D'autres études ont été menées recemment, tant aux Etats-Unis qu'en Italie, qui aboutissent aux mêmes conclusions; par exemple The Lesbian AIDS project's women sex survey, à l'initiative d'Amber Hollibaugh, coordinatrice du LAP au Gay men's health center (document inédit multigraphié, présenté par Rebecca M. Young (5)), ou l'étude de R. Raiteri et coll. publiée en 1994 dans Genitourinary Medicine (6).

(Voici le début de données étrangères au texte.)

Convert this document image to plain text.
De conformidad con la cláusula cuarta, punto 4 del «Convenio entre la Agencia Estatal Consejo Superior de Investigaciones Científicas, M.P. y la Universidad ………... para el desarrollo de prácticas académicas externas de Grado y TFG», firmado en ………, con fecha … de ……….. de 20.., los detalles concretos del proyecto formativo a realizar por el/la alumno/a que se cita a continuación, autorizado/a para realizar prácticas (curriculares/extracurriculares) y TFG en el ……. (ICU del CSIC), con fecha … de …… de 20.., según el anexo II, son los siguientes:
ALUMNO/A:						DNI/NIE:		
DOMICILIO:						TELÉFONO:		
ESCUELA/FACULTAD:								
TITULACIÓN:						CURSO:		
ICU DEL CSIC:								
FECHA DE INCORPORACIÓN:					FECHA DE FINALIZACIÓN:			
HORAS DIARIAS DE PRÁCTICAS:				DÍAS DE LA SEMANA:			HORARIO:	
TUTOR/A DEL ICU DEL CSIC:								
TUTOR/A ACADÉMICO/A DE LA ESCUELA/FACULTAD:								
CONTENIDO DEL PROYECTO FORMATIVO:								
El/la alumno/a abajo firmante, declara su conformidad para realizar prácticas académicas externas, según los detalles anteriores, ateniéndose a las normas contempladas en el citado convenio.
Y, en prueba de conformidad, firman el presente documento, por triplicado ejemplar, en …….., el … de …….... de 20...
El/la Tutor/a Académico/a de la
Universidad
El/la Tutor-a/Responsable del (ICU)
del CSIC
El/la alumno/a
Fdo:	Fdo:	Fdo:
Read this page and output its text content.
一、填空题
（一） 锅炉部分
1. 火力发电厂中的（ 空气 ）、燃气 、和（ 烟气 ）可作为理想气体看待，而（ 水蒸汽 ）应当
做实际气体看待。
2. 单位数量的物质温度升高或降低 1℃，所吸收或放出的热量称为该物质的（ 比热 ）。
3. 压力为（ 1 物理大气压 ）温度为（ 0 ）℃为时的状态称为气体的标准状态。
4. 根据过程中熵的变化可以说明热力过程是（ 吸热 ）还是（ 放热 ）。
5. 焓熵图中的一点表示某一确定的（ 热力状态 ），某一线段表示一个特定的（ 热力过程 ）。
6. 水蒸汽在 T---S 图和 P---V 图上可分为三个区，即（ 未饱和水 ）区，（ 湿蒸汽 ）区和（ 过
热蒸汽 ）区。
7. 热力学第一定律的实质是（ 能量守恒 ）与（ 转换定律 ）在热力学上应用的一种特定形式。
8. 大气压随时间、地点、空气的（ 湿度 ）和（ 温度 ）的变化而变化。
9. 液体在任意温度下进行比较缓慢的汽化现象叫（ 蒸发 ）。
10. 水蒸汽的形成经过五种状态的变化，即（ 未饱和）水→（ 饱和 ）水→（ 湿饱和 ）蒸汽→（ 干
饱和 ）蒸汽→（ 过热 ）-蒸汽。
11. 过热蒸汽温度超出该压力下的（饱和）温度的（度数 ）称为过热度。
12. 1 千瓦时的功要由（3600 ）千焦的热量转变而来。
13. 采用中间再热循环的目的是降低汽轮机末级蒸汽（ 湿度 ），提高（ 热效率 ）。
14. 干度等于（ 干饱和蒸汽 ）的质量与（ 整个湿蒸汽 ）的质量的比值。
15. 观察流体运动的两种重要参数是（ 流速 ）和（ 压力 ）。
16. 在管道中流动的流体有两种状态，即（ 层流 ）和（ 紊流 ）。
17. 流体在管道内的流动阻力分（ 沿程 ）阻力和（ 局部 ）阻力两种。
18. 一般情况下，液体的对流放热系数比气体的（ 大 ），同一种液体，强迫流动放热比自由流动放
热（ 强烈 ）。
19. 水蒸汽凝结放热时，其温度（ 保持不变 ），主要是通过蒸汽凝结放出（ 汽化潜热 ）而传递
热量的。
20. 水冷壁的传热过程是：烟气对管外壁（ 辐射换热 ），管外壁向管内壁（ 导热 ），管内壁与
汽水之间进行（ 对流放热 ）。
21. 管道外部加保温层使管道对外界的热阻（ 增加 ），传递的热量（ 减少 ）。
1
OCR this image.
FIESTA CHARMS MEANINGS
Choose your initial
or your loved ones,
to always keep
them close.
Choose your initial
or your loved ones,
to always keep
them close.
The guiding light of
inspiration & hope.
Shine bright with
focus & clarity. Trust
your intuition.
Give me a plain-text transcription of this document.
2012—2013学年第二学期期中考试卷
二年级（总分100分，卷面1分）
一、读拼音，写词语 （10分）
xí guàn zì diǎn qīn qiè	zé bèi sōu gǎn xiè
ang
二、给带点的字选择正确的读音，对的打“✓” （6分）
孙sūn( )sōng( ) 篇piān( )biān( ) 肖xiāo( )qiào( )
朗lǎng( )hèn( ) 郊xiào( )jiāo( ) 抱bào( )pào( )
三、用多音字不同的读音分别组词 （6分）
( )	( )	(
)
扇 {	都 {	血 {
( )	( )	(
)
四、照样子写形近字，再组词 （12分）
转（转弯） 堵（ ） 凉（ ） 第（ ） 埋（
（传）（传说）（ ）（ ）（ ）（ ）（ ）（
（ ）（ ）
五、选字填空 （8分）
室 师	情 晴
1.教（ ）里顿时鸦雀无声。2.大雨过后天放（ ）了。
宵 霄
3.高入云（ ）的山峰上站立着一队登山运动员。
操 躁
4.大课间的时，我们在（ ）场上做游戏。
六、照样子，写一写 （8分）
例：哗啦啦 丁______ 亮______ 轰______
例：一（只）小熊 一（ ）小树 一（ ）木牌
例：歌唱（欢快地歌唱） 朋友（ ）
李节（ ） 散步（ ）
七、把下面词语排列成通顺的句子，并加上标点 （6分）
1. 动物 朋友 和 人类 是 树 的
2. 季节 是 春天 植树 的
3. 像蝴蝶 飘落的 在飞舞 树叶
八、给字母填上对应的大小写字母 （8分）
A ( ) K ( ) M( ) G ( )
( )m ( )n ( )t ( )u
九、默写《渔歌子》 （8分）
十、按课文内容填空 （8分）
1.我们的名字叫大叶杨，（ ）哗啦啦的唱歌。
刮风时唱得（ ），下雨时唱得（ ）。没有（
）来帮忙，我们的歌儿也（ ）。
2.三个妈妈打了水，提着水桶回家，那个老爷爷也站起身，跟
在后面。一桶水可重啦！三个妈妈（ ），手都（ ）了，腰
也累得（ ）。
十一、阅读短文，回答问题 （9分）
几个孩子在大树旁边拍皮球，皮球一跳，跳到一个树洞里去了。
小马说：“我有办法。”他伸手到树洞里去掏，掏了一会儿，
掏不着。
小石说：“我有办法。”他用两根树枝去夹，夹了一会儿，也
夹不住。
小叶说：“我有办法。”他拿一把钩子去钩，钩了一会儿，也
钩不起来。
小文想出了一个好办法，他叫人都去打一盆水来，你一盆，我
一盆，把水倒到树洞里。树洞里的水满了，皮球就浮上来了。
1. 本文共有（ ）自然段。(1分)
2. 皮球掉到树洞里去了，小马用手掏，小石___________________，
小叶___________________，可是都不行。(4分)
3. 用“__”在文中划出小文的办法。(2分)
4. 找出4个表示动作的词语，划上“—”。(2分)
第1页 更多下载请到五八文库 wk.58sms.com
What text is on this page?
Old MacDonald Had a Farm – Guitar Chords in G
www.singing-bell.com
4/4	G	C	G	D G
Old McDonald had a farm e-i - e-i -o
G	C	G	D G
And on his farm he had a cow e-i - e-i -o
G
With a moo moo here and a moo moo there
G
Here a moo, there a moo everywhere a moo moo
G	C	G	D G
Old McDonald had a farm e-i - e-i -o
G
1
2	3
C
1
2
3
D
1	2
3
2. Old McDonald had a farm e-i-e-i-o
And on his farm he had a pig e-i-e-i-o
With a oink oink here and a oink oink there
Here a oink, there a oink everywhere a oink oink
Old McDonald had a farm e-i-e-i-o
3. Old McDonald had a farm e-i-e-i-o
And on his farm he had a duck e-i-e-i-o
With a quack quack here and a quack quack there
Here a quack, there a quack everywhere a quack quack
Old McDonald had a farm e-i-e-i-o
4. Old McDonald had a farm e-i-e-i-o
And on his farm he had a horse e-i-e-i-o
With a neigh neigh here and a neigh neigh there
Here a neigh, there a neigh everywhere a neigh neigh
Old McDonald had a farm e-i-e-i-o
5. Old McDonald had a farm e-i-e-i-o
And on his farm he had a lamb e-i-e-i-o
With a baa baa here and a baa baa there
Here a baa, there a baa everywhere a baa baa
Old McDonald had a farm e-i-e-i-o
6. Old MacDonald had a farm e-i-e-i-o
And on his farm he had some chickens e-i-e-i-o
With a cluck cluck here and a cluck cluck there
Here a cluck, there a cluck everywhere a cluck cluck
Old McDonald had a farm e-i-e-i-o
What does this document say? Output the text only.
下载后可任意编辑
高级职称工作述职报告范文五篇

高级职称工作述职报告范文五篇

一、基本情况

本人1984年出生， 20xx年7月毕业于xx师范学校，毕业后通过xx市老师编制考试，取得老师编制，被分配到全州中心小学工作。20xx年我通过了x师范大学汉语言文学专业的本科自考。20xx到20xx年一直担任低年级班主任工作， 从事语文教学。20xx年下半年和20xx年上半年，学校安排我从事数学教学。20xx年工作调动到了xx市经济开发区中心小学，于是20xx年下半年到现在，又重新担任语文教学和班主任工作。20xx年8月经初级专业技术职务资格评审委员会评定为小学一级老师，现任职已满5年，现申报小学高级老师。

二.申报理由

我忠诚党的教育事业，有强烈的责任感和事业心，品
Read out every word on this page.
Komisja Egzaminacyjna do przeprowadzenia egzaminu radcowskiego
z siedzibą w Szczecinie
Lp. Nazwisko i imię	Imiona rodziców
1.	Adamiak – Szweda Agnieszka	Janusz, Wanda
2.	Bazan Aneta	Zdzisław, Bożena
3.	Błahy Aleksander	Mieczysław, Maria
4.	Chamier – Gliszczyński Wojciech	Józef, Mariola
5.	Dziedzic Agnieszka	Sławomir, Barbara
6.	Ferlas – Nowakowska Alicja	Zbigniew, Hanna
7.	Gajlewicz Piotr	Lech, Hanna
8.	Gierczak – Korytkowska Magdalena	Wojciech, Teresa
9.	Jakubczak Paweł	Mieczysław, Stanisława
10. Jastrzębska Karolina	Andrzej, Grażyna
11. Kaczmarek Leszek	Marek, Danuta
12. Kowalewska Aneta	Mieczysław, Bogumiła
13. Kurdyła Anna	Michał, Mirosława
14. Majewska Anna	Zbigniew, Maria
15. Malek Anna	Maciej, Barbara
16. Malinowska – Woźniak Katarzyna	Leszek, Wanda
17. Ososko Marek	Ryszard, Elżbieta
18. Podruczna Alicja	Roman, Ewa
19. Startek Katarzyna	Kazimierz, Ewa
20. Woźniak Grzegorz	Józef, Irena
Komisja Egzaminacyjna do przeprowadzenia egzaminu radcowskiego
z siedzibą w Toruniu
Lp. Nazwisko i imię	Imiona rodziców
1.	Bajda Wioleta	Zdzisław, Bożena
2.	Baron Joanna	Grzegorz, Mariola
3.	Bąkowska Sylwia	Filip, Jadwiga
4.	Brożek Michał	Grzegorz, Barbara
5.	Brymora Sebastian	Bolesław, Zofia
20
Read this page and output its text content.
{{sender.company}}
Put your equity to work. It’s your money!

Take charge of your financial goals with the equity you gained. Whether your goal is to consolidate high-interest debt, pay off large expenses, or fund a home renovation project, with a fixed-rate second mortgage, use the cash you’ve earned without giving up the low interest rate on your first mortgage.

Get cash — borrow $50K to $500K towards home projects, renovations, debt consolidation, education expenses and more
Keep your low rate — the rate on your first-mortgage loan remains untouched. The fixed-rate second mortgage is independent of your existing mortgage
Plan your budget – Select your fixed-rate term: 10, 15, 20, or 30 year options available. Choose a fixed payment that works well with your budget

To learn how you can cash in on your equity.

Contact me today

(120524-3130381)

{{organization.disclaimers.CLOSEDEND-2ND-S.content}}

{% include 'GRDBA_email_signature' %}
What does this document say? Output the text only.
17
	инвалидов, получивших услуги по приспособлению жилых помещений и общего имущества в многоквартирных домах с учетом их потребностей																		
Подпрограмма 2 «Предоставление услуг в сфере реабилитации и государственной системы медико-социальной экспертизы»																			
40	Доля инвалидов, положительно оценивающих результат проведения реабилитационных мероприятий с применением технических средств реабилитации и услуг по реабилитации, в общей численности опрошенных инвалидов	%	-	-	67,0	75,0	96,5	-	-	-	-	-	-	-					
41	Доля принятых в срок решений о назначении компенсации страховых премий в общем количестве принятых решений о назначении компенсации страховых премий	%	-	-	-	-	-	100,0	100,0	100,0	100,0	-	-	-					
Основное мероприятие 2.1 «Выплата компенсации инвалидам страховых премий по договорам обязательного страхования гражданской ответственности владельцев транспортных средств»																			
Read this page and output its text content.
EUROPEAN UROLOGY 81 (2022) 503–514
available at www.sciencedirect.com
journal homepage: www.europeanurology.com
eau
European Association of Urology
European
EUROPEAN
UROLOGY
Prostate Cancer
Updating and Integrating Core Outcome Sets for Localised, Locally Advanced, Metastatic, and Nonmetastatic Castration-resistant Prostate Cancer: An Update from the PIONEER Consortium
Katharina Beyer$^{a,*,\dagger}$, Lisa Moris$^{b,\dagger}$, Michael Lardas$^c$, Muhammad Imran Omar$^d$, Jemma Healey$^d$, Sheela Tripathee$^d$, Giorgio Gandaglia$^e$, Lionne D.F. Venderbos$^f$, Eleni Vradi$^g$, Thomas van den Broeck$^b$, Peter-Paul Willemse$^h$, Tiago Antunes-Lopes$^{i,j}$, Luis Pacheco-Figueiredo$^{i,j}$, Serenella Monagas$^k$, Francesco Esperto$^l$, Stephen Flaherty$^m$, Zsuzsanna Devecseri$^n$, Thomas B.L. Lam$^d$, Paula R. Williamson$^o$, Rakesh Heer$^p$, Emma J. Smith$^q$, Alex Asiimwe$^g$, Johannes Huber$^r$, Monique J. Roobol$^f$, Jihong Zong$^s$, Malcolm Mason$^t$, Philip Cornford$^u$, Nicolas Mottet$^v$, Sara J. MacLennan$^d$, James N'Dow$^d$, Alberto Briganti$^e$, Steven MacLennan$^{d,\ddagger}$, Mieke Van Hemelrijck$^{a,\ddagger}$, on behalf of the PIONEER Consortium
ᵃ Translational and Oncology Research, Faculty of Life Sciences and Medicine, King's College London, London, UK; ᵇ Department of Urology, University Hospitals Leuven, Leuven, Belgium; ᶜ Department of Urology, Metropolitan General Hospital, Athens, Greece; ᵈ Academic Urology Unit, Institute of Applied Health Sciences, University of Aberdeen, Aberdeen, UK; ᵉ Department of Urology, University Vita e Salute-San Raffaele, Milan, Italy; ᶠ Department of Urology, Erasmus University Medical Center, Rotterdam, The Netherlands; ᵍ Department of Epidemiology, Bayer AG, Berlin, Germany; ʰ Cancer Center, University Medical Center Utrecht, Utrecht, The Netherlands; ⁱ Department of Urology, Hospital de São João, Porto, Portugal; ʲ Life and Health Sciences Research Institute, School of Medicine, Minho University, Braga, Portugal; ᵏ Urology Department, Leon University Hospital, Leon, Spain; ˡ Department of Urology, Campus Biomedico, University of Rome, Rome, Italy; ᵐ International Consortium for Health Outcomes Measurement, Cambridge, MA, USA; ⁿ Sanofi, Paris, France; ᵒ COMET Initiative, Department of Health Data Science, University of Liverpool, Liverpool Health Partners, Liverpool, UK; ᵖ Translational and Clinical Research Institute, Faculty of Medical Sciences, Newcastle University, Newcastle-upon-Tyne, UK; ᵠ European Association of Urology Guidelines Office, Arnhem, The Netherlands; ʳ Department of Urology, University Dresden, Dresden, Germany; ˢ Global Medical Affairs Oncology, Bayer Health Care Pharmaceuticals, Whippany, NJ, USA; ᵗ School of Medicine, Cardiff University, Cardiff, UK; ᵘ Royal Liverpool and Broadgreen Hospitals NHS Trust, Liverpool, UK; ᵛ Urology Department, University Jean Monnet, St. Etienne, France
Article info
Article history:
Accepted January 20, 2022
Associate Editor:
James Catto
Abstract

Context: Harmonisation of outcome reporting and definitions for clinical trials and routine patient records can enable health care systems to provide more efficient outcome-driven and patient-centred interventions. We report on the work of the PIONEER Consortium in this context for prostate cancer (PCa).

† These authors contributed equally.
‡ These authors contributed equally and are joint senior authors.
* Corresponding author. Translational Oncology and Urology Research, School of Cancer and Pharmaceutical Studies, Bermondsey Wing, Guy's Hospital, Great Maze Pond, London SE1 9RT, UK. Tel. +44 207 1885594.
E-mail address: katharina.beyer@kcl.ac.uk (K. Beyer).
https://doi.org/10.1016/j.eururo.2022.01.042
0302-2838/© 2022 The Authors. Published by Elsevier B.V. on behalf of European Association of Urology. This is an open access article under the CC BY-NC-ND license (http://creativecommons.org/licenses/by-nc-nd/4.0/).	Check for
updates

Cette enquête trouve 6,1% de séropositives dans un échantillon de 181 lesbiennes, dont la quasi totalité sont des utilisatrices de drogues intraveineuses.

L'arbre cacherait la forêt, celle des autres comportements qui sont chez elles statistiquement plus fréquents que chez les hétérosexuelles. Plutôt que de se focaliser sur la transmission sexuelle entre femmes, il semble nécessaire de prendre la juste mesure des autres risques qu'elles encourent, risques souvent niés ou minimisés, et de tenter d'y remédier par une information appropriée. Une telle information s'est très lentement mise en place en France : une première brochure «Les lesbiennes et le sida» a vu le jour en 1989, éditée par l'ALS (Lyon). Elle a été suivie par quelques autres dont les plus récentes (1996) sont celle du groupe ARIS de Lyon «Sida, VIH, lesbiennes, protégez vous» et celle du groupe PILES (Prévention Information Lesbiennes et Sida) de l'association AIDES. Le mensuel du Centre Gai et Lesbien de Paris a publié un dossier sur les lesbiennes et le sida (7). De plus, le journal Lesbia a consacré à plusieurs reprises ses colonnes à des informations et a encarté des brochures.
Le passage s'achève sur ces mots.